A recent Medicare Program review focused on concern about patients with chronic conditions and on compensating the physicians who care for them, not on the technical aspects of Current Procedural Terminology. Seventy-eight percent of Medicare beneficiaries have 1 chronic condition. By contrast, 63% of beneficiaries have 2 or more chronic illnesses; caring for such patients accounts for 96% of Centers for Medicare & Medicaid Services expenditures. It was proposed that patients with chronic disease were not receiving care because physicians were underpaid. The most frequently billed code in the physician fee schedule was revalued upward, and payment was increased by 37%. This year, the estimated $4 billion impact of the proposed changes in work RVUs resulting from the 5-year refinement will require that a budget neutrality adjustment be made.16 Fees for certain procedures, specifically for malignancies in women such as hysterectomy (–4.7%), partial mastectomy (–5%), and resection of ovarian carcinoma (–2.9%), decreased between 2006 and 2007.
In addition, the 90-day global period means that no additional payments will be made for any physician services that can be associated with the initial procedure, regardless of how much work the follow-up entails. Other physicians can see patients daily for the same illness or situation and can bill and collect each time.
No other profession or situation apart from medicine experiences denial of payment for services already performed. (ed: emphasis mine) At times, it seems that health insurance companies employ staff whose only goal appears to be to deny payment for services already performed.

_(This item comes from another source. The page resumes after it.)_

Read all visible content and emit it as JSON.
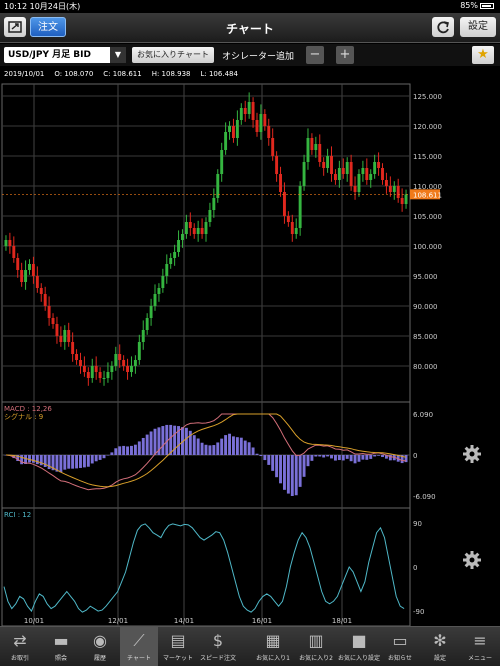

These sequential decreases in reimbursement provide a substantial disincentive to enter these branches of surgery and may have profound future consequences. The self-designated specialties of internal medicine, medicine, and pediatrics have substantially increased members since 1985, while general surgery membership has remained level.
Reference: Josef E. Fischer, MD. "The Impending Disappearance of the General Surgeon." JAMA. 2007;298(18):2191-2193.